Blood levels of nitric oxide increased in both the high-performance and oligofructose-enriched inulin groups. Nitric oxide helps blood vessels to relax, improving blood flow. Endothelin-1, a potent vasoconstrictor of blood vessels, decreased in both inulin groups. Total oxidative stress also decreased in both inulin groups.

This research supports the inclusion of inulin in your diet to help reduce chronic inflammation in women who have been diagnosed with polycystic ovarian syndrome.

Inulin can be taken as a supplement. It is present in many different foods, including garlic, onion, banana, apple, leeks, Jerusalem artichoke, chicory root, wheat and asparagus.

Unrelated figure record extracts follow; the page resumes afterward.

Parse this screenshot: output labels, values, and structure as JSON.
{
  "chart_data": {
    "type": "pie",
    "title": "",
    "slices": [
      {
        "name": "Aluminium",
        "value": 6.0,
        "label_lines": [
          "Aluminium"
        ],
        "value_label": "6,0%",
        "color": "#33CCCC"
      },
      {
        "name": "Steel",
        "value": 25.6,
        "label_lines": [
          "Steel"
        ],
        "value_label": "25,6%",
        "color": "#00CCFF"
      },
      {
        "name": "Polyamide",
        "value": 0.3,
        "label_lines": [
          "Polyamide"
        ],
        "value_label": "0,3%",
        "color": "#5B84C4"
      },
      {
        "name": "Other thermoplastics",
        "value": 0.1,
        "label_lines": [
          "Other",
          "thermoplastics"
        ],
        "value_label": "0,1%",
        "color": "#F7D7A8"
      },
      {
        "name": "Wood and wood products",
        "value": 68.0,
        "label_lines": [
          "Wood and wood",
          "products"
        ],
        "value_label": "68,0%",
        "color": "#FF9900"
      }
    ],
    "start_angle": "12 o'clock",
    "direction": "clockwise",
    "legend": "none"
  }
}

An adult requires 25-38g of dietary fibre every day. Including a variety of plant-based foods each day will help you to meet your recommended dietary fibre needs for good health. Aim to include 30 different plant-based foods each week.

sources on inulin

Take home message:

Inulin is much more than a typical fibre. This prebiotic fibre may help reduce chronic inflammation associated with women who have polycystic ovarian syndrome. If you have been diagnosed with this syndrome it may be beneficial to include inulin as part of your daily dietary fibre intake each day.



  1. Ziaei R, Shahshahan Z, Ghasemi-Tehrani H, Heidari Z, Ghiasvand R. Effects of inulin-type fructans with different degrees of polymerization on inflammation, oxidative stress and endothelial dysfunction in women with polycystic ovary syndrome: A randomized, double-blind, placebo-controlled trial. Clin Endocrinol (Oxf). 2022 Mar 9. doi: 10.1111/cen.14712. Epub ahead of print. PMID: 35261049.
  2. Are there disorders or conditions associated with PCOS? US Department of Human and Health Services.
  3. Teede, H., Deeks, A. & Moran, L. Polycystic ovary syndrome: a complex condition with psychological, reproductive and metabolic manifestations that impacts on health across the lifespan. BMC Med 8, 41 (2010)
  4. Dietary fiber: Essential for a healthy diet. Healthy Lifestyle
  5. Nutrition and healthy eating. Mayo Clinic.
  6. Holscher HD. Dietary fiber and prebiotics and the gastrointestinal microbiota. Gut Microbes. 2017;8(2):172-184.